Mr. Justice Francis E. Bouck,
dissenting in part, but specially concurring.
In so far as the court’s opinion herein bases the affirmance upon the ground that the opinion in North River Ins. Co. v. Militello, 100 Colo. 343, 67 P. (2d) 625, stated “the law of the case” which was then — and is now again *31—before us, I concur. I heartily approve the return of this court to the reasonable and wholesome principle of “the law of the case,” which this court seemed deliberately to abandon in Black Diamond Co. v. Frank, 99 Colo. 528, 64 P. (2d) 797, as shown in the dissenting opinion at pages 533 and 799 respectively.
However, the right of this court to reconsider in any future unrelated case the effect which the department opinion in. the Militello case, supra, gave to the evidence of the criminal conviction, is, as I take it, fully reserved. Were the question an open one in the case at bar, I should under the disclosed circumstances hesitate to say that the defendant’s criminal conviction of arson beyond a reasonable doubt was not as a matter of law a determination of the unlawful burning charged by the insurance company in the civil case. I am inclined to believe that the criminal conviction which was had according to the law of the land — and as between the defendant Militello and all the people of the state of Colorado — should be accepted as conclusive and decisive for all purposes, in the absence of a. showing sufficient on recognized grounds to prove some illegality in the criminal verdict, a verdict which in the present instance was not so shown to have been illegal but was declared lawful by this court’s affirmance in Militello v. People, 95 Colo. 519, 37 P. (2d) 527.

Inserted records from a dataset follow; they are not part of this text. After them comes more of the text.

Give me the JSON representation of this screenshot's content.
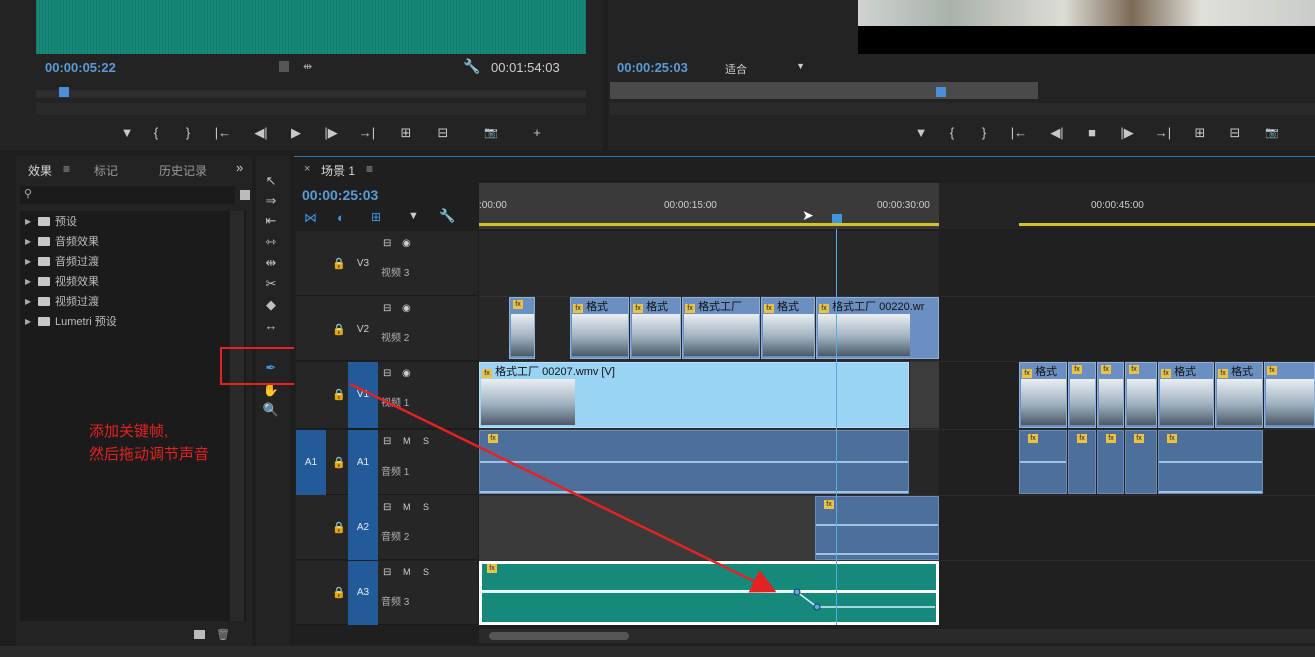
{
  "source_monitor": {
    "timecode": "00:00:05:22",
    "duration": "00:01:54:03",
    "controls": [
      "▼",
      "{",
      "}",
      "|←",
      "◀|",
      "▶",
      "|▶",
      "→|",
      "⊞",
      "⊟",
      "📷",
      "+"
    ]
  },
  "program_monitor": {
    "timecode": "00:00:25:03",
    "fit_label": "适合",
    "controls": [
      "▼",
      "{",
      "}",
      "|←",
      "◀|",
      "■",
      "|▶",
      "→|",
      "⊞",
      "⊟",
      "📷"
    ]
  },
  "effects_panel": {
    "tabs": [
      "效果",
      "标记",
      "历史记录"
    ],
    "tab_menu": "≡",
    "more": "»",
    "items": [
      "预设",
      "音频效果",
      "音频过渡",
      "视频效果",
      "视频过渡",
      "Lumetri 预设"
    ]
  },
  "sequence": {
    "tab_close": "×",
    "tab_name": "场景 1",
    "tab_menu": "≡",
    "timecode": "00:00:25:03",
    "ruler": [
      ":00:00",
      "00:00:15:00",
      "00:00:30:00",
      "00:00:45:00"
    ]
  },
  "tracks": {
    "v3": {
      "id": "V3",
      "name": "视频 3"
    },
    "v2": {
      "id": "V2",
      "name": "视频 2"
    },
    "v1": {
      "id": "V1",
      "name": "视频 1"
    },
    "a1": {
      "id": "A1",
      "name": "音频 1",
      "src": "A1"
    },
    "a2": {
      "id": "A2",
      "name": "音频 2"
    },
    "a3": {
      "id": "A3",
      "name": "音频 3"
    },
    "msl": [
      "M",
      "S"
    ]
  },
  "clips": {
    "v1_main": "格式工厂 00207.wmv [V]",
    "v2_labels": [
      "格式",
      "格式",
      "格式工厂",
      "格式",
      "格式工厂 00220.wr"
    ],
    "v1_right": [
      "格式",
      "格式",
      "格式"
    ]
  },
  "annotation": {
    "line1": "添加关键帧,",
    "line2": "然后拖动调节声音",
    "color": "#e52222"
  },
  "colors": {
    "accent": "#5b9bd5",
    "audio_teal": "#15897a",
    "clip_blue": "#9bd3f5"
  }
}
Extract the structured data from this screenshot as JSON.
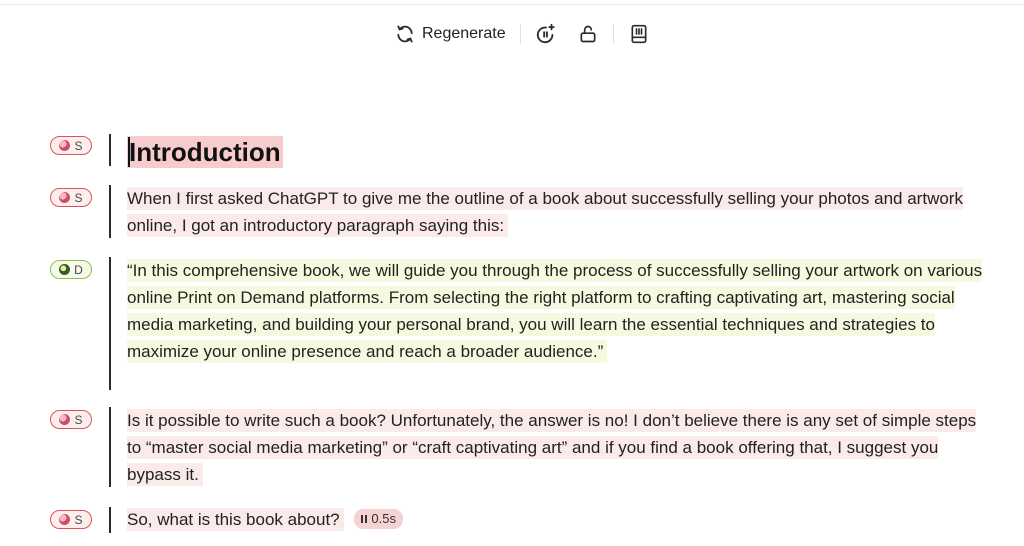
{
  "toolbar": {
    "regenerate_label": "Regenerate",
    "icons": [
      "refresh-icon",
      "sparkle-timer-icon",
      "unlock-icon",
      "book-icon"
    ]
  },
  "badges": {
    "s_label": "S",
    "d_label": "D"
  },
  "document": {
    "heading": "Introduction",
    "para1": "When I first asked ChatGPT to give me the outline of a book about successfully selling your photos and artwork online, I got an introductory paragraph saying this:",
    "quote": "“In this comprehensive book, we will guide you through the process of successfully selling your artwork on various online Print on Demand platforms. From selecting the right platform to crafting captivating art, mastering social media marketing, and building your personal brand, you will learn the essential techniques and strategies to maximize your online presence and reach a broader audience.”",
    "para3": "Is it possible to write such a book? Unfortunately, the answer is no! I don’t believe there is any set of simple steps to “master social media marketing” or “craft captivating art” and if you find a book offering that, I suggest you bypass it.",
    "para4": "So, what is this book about?",
    "timer": "0.5s"
  },
  "colors": {
    "human_badge_border": "#d9545a",
    "ai_badge_border": "#8fbf4e",
    "human_highlight": "#fbeaea",
    "ai_highlight": "#f4fadf",
    "heading_highlight": "#f6cccc"
  }
}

The matter of establishing the general rule seems important enough to demand consideration by the court en banc at the earliest opportunity, when the argument is not, as here, that the selection of a certain rule in the particular case is binding because a party saw fit to urge in its brief and argument that this court could properly choose either of two out of several alternative rules obtaining in other jurisdictions. My concurrence is limited accordingly, and I dissent as to other matters which need not be discussed.